Deep bond unites artwork in times of climate change

Alex Asch, detail of Drought’s end

Visual Arts / Compression: assemblages Alex Asch and Mariana del Castillo. At Beaver Galleries until September 21. Reviewed by KERRY-ANNE COUSINS.

 Alex Asch and Mariana del Castillo are both well-known established artists in Canberra.

Partners in life and sometime colleagues, they have each forged their own professional path and have held many individual exhibitions.

However, in this exhibition they have brought together shared experiences, along with the thoughts and reactions that they each have about the Australian environment in this time of climate change. Each artist has contributed several works that are indicative of their own art practice. But there is a deep bond and dialogue between all these works that unite them and makes this exhibition so memorable.

In 2021 both artists were invited by the University of Canberra to mentor and deliver creative art workshops as part of the Regenerative program for disaster affected parts of rural communities.  The artists saw the effect of fire and flood on the environment resulting in a slow cycle of compression, extraction and erosion of the land. The works in this exhibition also demonstrate a deep understanding of the environment that comes from the travels of the artists throughout the wider Canberra region and beyond.

Alex Asch works with found materials such as galvanised steel, form-ply, painted metals and old rescued road signs embedded with the marks and signs of their previous life. Asch with great skill assembles these materials so that they evoke and suggest the textures and colours of our landscapes. While these works are symbolic almost abstract compositions we read them as comprehensible images.

A group of three small works all called First Water at Weereewa (Lake George) subtly suggest the vast expanse of water that now fills this mysterious natural lake near Canberra.

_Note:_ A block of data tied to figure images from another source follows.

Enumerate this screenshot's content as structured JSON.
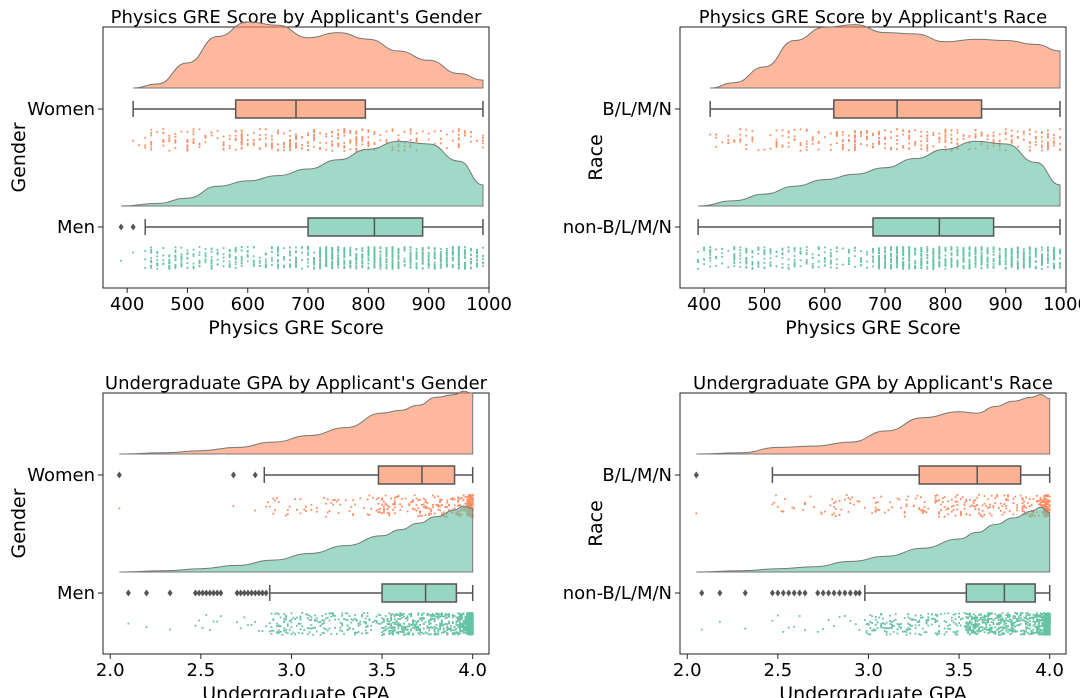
{
  "colors": {
    "women": "#fc8d62",
    "men": "#66c2a5",
    "dens_edge": "#777777",
    "box_line": "#555555",
    "axes": "#222222"
  },
  "chart_data": [
    {
      "type": "raincloud",
      "title": "Physics GRE Score by Applicant's Gender",
      "xlabel": "Physics GRE Score",
      "ylabel": "Gender",
      "xlim": [
        360,
        1000
      ],
      "xticks": [
        400,
        500,
        600,
        700,
        800,
        900,
        1000
      ],
      "xtick_labels": [
        "400",
        "500",
        "600",
        "700",
        "800",
        "900",
        "1000"
      ],
      "series": [
        {
          "name": "Women",
          "color_key": "women",
          "min": 410,
          "q1": 580,
          "median": 680,
          "q3": 795,
          "max": 990,
          "outliers": [],
          "density": {
            "x": [
              410,
              450,
              500,
              550,
              600,
              650,
              700,
              750,
              800,
              850,
              900,
              950,
              990
            ],
            "y": [
              0.0,
              0.06,
              0.38,
              0.78,
              1.0,
              0.95,
              0.76,
              0.84,
              0.74,
              0.56,
              0.42,
              0.22,
              0.12
            ]
          }
        },
        {
          "name": "Men",
          "color_key": "men",
          "min": 430,
          "q1": 700,
          "median": 810,
          "q3": 890,
          "max": 990,
          "outliers": [
            390,
            410
          ],
          "density": {
            "x": [
              390,
              450,
              500,
              550,
              600,
              650,
              700,
              750,
              800,
              850,
              900,
              950,
              990
            ],
            "y": [
              0.0,
              0.04,
              0.12,
              0.3,
              0.38,
              0.46,
              0.56,
              0.7,
              0.86,
              0.98,
              0.94,
              0.68,
              0.32
            ]
          }
        }
      ]
    },
    {
      "type": "raincloud",
      "title": "Physics GRE Score by Applicant's Race",
      "xlabel": "Physics GRE Score",
      "ylabel": "Race",
      "xlim": [
        360,
        1000
      ],
      "xticks": [
        400,
        500,
        600,
        700,
        800,
        900,
        1000
      ],
      "xtick_labels": [
        "400",
        "500",
        "600",
        "700",
        "800",
        "900",
        "1000"
      ],
      "series": [
        {
          "name": "B/L/M/N",
          "color_key": "women",
          "min": 410,
          "q1": 615,
          "median": 720,
          "q3": 860,
          "max": 990,
          "outliers": [],
          "density": {
            "x": [
              410,
              450,
              500,
              550,
              600,
              650,
              700,
              750,
              800,
              850,
              900,
              950,
              990
            ],
            "y": [
              0.0,
              0.08,
              0.32,
              0.72,
              0.92,
              0.96,
              0.84,
              0.82,
              0.7,
              0.74,
              0.72,
              0.66,
              0.56
            ]
          }
        },
        {
          "name": "non-B/L/M/N",
          "color_key": "men",
          "min": 390,
          "q1": 680,
          "median": 790,
          "q3": 880,
          "max": 990,
          "outliers": [],
          "density": {
            "x": [
              390,
              450,
              500,
              550,
              600,
              650,
              700,
              750,
              800,
              850,
              900,
              950,
              990
            ],
            "y": [
              0.0,
              0.08,
              0.18,
              0.3,
              0.4,
              0.48,
              0.58,
              0.72,
              0.86,
              0.98,
              0.94,
              0.66,
              0.32
            ]
          }
        }
      ]
    },
    {
      "type": "raincloud",
      "title": "Undergraduate GPA by Applicant's Gender",
      "xlabel": "Undergraduate GPA",
      "ylabel": "Gender",
      "xlim": [
        1.96,
        4.09
      ],
      "xticks": [
        2.0,
        2.5,
        3.0,
        3.5,
        4.0
      ],
      "xtick_labels": [
        "2.0",
        "2.5",
        "3.0",
        "3.5",
        "4.0"
      ],
      "series": [
        {
          "name": "Women",
          "color_key": "women",
          "min": 2.85,
          "q1": 3.48,
          "median": 3.72,
          "q3": 3.9,
          "max": 4.0,
          "outliers": [
            2.05,
            2.68,
            2.8
          ],
          "density": {
            "x": [
              2.05,
              2.3,
              2.5,
              2.7,
              2.9,
              3.1,
              3.3,
              3.5,
              3.6,
              3.7,
              3.8,
              3.9,
              3.95,
              4.0
            ],
            "y": [
              0.0,
              0.02,
              0.05,
              0.1,
              0.18,
              0.28,
              0.4,
              0.62,
              0.66,
              0.74,
              0.86,
              0.9,
              0.95,
              0.92
            ]
          }
        },
        {
          "name": "Men",
          "color_key": "men",
          "min": 2.88,
          "q1": 3.5,
          "median": 3.74,
          "q3": 3.91,
          "max": 4.0,
          "outliers": [
            2.1,
            2.2,
            2.33,
            2.47,
            2.49,
            2.51,
            2.53,
            2.55,
            2.57,
            2.59,
            2.61,
            2.7,
            2.72,
            2.74,
            2.76,
            2.78,
            2.8,
            2.82,
            2.84,
            2.86
          ],
          "density": {
            "x": [
              2.05,
              2.3,
              2.5,
              2.7,
              2.9,
              3.1,
              3.3,
              3.5,
              3.6,
              3.7,
              3.8,
              3.9,
              3.95,
              4.0
            ],
            "y": [
              0.0,
              0.02,
              0.05,
              0.1,
              0.18,
              0.28,
              0.4,
              0.55,
              0.64,
              0.74,
              0.84,
              0.94,
              1.0,
              0.96
            ]
          }
        }
      ]
    },
    {
      "type": "raincloud",
      "title": "Undergraduate GPA by Applicant's Race",
      "xlabel": "Undergraduate GPA",
      "ylabel": "Race",
      "xlim": [
        1.96,
        4.09
      ],
      "xticks": [
        2.0,
        2.5,
        3.0,
        3.5,
        4.0
      ],
      "xtick_labels": [
        "2.0",
        "2.5",
        "3.0",
        "3.5",
        "4.0"
      ],
      "series": [
        {
          "name": "B/L/M/N",
          "color_key": "women",
          "min": 2.47,
          "q1": 3.28,
          "median": 3.6,
          "q3": 3.84,
          "max": 4.0,
          "outliers": [
            2.05
          ],
          "density": {
            "x": [
              2.05,
              2.3,
              2.5,
              2.7,
              2.9,
              3.1,
              3.3,
              3.5,
              3.6,
              3.7,
              3.8,
              3.9,
              3.95,
              4.0
            ],
            "y": [
              0.0,
              0.02,
              0.1,
              0.12,
              0.18,
              0.35,
              0.55,
              0.64,
              0.62,
              0.72,
              0.8,
              0.86,
              0.9,
              0.84
            ]
          }
        },
        {
          "name": "non-B/L/M/N",
          "color_key": "men",
          "min": 2.98,
          "q1": 3.54,
          "median": 3.75,
          "q3": 3.92,
          "max": 4.0,
          "outliers": [
            2.08,
            2.18,
            2.32,
            2.47,
            2.5,
            2.53,
            2.56,
            2.59,
            2.62,
            2.65,
            2.72,
            2.75,
            2.78,
            2.81,
            2.84,
            2.87,
            2.9,
            2.93,
            2.95
          ],
          "density": {
            "x": [
              2.05,
              2.3,
              2.5,
              2.7,
              2.9,
              3.1,
              3.3,
              3.5,
              3.6,
              3.7,
              3.8,
              3.9,
              3.95,
              4.0
            ],
            "y": [
              0.0,
              0.02,
              0.05,
              0.08,
              0.16,
              0.24,
              0.36,
              0.5,
              0.6,
              0.72,
              0.82,
              0.92,
              0.98,
              0.9
            ]
          }
        }
      ]
    }
  ]
}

In Weereewa 3, the suggestion of a rain shower perfectly captures its changing moods. In other works such as The Longest Day, black and grey hills are silhouetted against an intense yellow sky reflected in the foreground – a reference perhaps to a landscape changed by fire.  In another work, Drought’s End, land and sky become united in welcome clouds of rain showers.

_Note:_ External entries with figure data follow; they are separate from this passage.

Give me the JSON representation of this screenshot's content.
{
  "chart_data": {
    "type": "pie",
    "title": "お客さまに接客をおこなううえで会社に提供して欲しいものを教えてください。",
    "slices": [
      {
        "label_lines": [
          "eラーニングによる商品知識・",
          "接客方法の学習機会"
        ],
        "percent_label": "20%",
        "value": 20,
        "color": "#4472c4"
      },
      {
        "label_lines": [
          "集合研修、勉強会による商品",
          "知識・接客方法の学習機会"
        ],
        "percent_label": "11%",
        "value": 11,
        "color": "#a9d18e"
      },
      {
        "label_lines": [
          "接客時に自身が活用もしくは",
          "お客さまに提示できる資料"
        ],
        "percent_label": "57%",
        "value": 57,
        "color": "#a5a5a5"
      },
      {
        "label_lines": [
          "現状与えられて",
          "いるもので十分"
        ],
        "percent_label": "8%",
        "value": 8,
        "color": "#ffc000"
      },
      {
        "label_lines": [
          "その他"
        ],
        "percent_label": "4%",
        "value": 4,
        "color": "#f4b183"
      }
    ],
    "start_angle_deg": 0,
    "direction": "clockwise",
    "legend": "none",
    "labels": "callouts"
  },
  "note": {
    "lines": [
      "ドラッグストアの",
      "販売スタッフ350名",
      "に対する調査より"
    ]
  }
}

Asch’s creative ability enables him to see in old discarded materials a potential existence that goes beyond their present reality. His poetic and visionary landscapes testify to this creative vision.

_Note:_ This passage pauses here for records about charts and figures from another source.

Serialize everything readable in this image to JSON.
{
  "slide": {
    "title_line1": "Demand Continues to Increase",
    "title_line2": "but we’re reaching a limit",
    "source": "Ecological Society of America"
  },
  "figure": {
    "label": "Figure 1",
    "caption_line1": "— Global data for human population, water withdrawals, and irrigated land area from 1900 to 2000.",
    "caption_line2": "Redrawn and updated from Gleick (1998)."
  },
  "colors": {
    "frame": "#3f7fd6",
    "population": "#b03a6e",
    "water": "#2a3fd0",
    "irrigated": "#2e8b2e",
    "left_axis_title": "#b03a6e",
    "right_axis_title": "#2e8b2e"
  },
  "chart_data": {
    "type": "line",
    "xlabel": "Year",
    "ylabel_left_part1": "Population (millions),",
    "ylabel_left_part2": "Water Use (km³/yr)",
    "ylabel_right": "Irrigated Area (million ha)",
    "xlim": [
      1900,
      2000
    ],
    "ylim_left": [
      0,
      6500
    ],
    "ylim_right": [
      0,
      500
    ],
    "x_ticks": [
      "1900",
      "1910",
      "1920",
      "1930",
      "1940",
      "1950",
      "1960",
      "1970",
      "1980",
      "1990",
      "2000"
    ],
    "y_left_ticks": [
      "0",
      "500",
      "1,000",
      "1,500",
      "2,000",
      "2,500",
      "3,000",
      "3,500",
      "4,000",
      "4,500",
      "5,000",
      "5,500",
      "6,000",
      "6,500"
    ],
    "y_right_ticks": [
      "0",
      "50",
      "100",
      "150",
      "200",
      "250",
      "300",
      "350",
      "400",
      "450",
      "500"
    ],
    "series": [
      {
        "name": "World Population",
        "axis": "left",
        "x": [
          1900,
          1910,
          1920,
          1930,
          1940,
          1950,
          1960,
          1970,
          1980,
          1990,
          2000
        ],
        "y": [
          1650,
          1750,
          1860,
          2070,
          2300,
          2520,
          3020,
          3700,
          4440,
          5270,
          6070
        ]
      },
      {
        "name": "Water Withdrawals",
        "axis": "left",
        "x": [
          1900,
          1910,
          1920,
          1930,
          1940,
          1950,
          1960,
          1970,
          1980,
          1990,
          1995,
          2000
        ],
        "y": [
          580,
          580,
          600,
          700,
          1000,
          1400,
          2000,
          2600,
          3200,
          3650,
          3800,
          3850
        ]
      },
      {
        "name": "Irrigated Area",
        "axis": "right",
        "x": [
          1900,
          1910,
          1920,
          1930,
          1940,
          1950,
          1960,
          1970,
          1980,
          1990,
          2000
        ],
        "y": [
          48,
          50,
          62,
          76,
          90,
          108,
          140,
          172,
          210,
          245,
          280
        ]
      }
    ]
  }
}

Mariana del Castillo – Arrival (Winton series)

Mariana del Castillo also reuses and experiments with a wide variety of materials to create her small sculptures and large monoprints. Beautifully executed, her works have the ability to communicate a sense of intimacy perhaps because you feel that the artist is deeply involved in the physical process of creating each work. In large abstract works Edge of Awareness and An Accomplice in Something Other, the artist stitches and paints marks onto her original soft muted toned monoprints bringing them into focus with marks and textures.

The recurring symbol of a twisted knot in these works reflects the artist’s anxiety about our seeming inability to sustain our natural world. Yet through her visit to the Victorian Winton wetlands in Yorta Yorta country, she was given hope by the regeneration in the wetlands once devastated by drought. Inspired by this experience the artist has created a series of Facescapes – monoprints of faces on linen frames overstitched and attached to small carved and repurposed wooden heads.

In the work, Arrival, (Winton series), the deluge of small stitches from the eyes on the face of the sculpture as well as adding facial expression suggests the arrival of rain. These Facescapes, so expressive and arresting to view, are perhaps derived from a memory of the twisted dead red gums left in the once dry water hole. In the artist’s eyes they looked like twisted and bleached figures in the landscape. The clever stitching of the faces punctuated by symbolic eyes give these small enigmatic sculptures a presence and authority that belies their small statue.